Computer Vision for Video Editing Learning to Cut, Classify, Assemble, and Generate
This thesis advances video editing by developing a suite of computer vision models for understanding and generating editorial decisions, including a method for ranking video cuts, a dataset for classifying cut types, a language-guided timeline assembler, and a diffusion-based technique for creating match cuts.
Overview
The rise of democratized video creation has increased the demand for tools that assist, accelerate, or automate the editing process. While advances in Computer Vision have led to powerful models for video understanding, captioning, and content retrieval, one of the most creative and time-consuming aspects of video creation—timeline and narrative editing—remains highly underexplored. This thesis frames editing as the task of making and executing editorial decisions that shape the structure, pacing, and meaning of video narratives. We specifically focus on timeline editing: selecting and placing cuts, arranging clips, and designing transitions between visual elements.
We propose four contributions that collectively advance semantic understanding, execution, and generative modeling for editorial tasks. First, we introduce a contrastive learning method to rank the plausibility of video cuts by analyzing professionally edited videos, enabling models to evaluate cuts with human-like judgments.

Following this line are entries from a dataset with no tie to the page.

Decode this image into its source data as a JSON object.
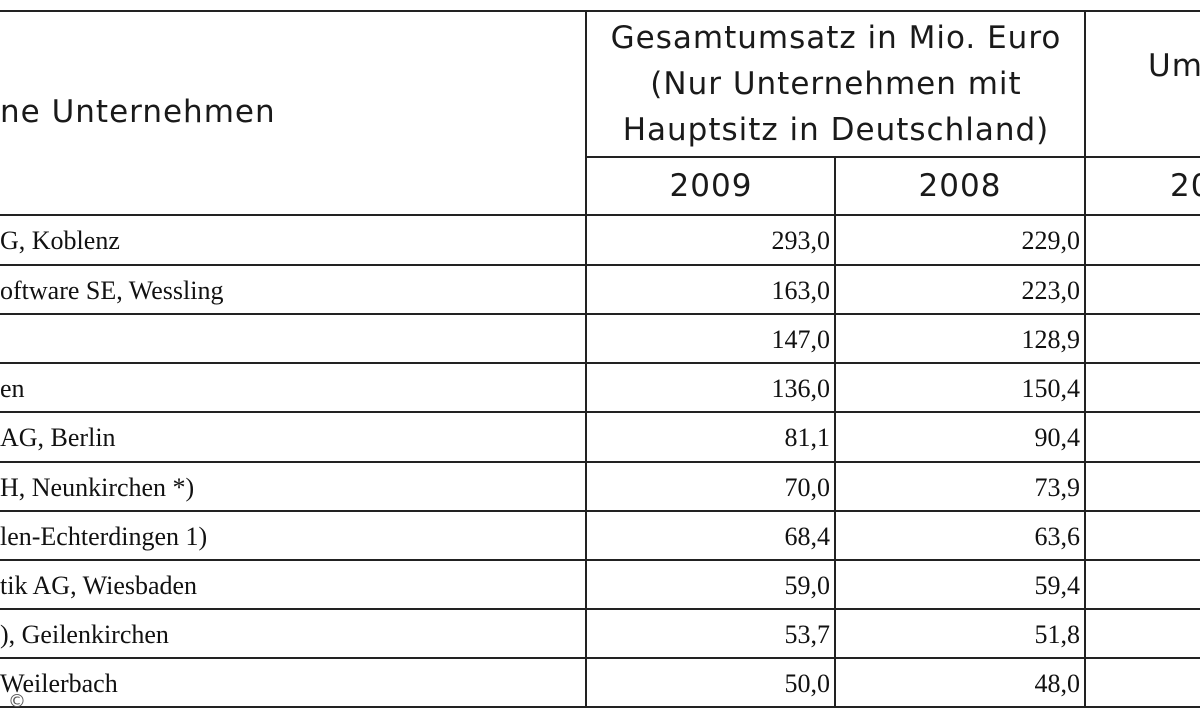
{
  "header": {
    "company_col": "ne Unternehmen",
    "revenue_title_1": "Gesamtumsatz in Mio. Euro",
    "revenue_title_2": "(Nur Unternehmen mit",
    "revenue_title_3": "Hauptsitz in Deutschland)",
    "year_2009": "2009",
    "year_2008": "2008",
    "cut_title": "Um",
    "cut_year": "20"
  },
  "rows": [
    {
      "name": "G, Koblenz",
      "v2009": "293,0",
      "v2008": "229,0"
    },
    {
      "name": "oftware SE, Wessling",
      "v2009": "163,0",
      "v2008": "223,0"
    },
    {
      "name": "",
      "v2009": "147,0",
      "v2008": "128,9"
    },
    {
      "name": "en",
      "v2009": "136,0",
      "v2008": "150,4"
    },
    {
      "name": "AG, Berlin",
      "v2009": "81,1",
      "v2008": "90,4"
    },
    {
      "name": "H, Neunkirchen *)",
      "v2009": "70,0",
      "v2008": "73,9"
    },
    {
      "name": "len-Echterdingen 1)",
      "v2009": "68,4",
      "v2008": "63,6"
    },
    {
      "name": "tik AG, Wiesbaden",
      "v2009": "59,0",
      "v2008": "59,4"
    },
    {
      "name": "), Geilenkirchen",
      "v2009": "53,7",
      "v2008": "51,8"
    },
    {
      "name": "Weilerbach",
      "v2009": "50,0",
      "v2008": "48,0"
    }
  ],
  "watermark": "©"
}
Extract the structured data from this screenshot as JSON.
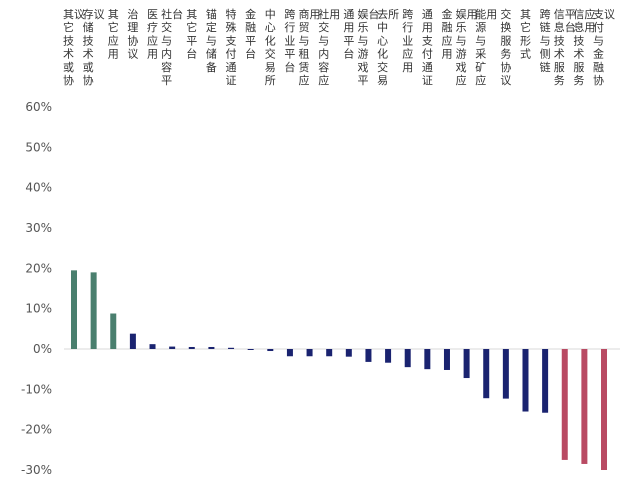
{
  "chart_data": {
    "type": "bar",
    "title": "",
    "xlabel": "",
    "ylabel": "",
    "ylim": [
      -30,
      60
    ],
    "y_ticks": [
      "60%",
      "50%",
      "40%",
      "30%",
      "20%",
      "10%",
      "0%",
      "-10%",
      "-20%",
      "-30%"
    ],
    "x_axis_position": "top",
    "grid": false,
    "legend": "none",
    "categories": [
      "其它技术或协议",
      "存储技术或协议",
      "其它应用",
      "治理协议",
      "医疗应用",
      "社交与内容平台",
      "其它平台",
      "锚定与储备",
      "特殊支付通证",
      "金融平台",
      "中心化交易所",
      "跨行业平台",
      "商贸与租赁应用",
      "社交与内容应用",
      "通用平台",
      "娱乐与游戏平台",
      "去中心化交易所",
      "跨行业应用",
      "通用支付通证",
      "金融应用",
      "娱乐与游戏应用",
      "能源与采矿应用",
      "交换服务协议",
      "其它形式",
      "跨链与侧链",
      "信息技术服务平台",
      "信息技术服务应用",
      "支付与金融协议"
    ],
    "values": [
      19.5,
      19.0,
      8.8,
      3.8,
      1.2,
      0.6,
      0.5,
      0.5,
      0.3,
      -0.2,
      -0.5,
      -1.8,
      -1.8,
      -1.8,
      -1.9,
      -3.2,
      -3.4,
      -4.5,
      -5.0,
      -5.2,
      -7.2,
      -12.2,
      -12.3,
      -15.5,
      -15.8,
      -27.5,
      -28.5,
      -30.0
    ],
    "bar_colors": {
      "top_positive": "#4a7f6e",
      "middle": "#1a2370",
      "bottom_negative": "#b94a63"
    }
  }
}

Second, we present MovieCuts, the first large-scale dataset for cut-type recognition, and benchmark multimodal models that classify ten professional cut categories. Third, we develop the Timeline Assembler, a multimodal generative model that edits visual timelines in response to natural language instructions, combining content understanding and language-guided editing. Finally, we propose MatchDiffusion, a training-free method that exploits the noise properties of text-to-video diffusion models to generate match cuts, expanding editing from selection and classification to creative generation.
Together, these contributions establish a progressive roadmap toward Computer Vision systems capable of understanding, executing, and generating editorial decisions, bridging the gap between content analysis and creative media production. The models and benchmarks developed in this thesis lay the groundwork for future research in automated editing, AI-assisted creativity, and accessible storytelling tools.
Presenters
Brief Biography
Alejandro Pardo is a final-year Ph.D. student at KAUST, advised by Prof. Bernard Ghanem. His research explores the intersection of computer vision and creativity, with a focus on automating video editing using generative models. He previously earned his M.Sc. under Pablo Arbeláez and has interned at Intel's Embodied AI Lab and Adobe Research. Alejandro is passionate about bridging technology and storytelling.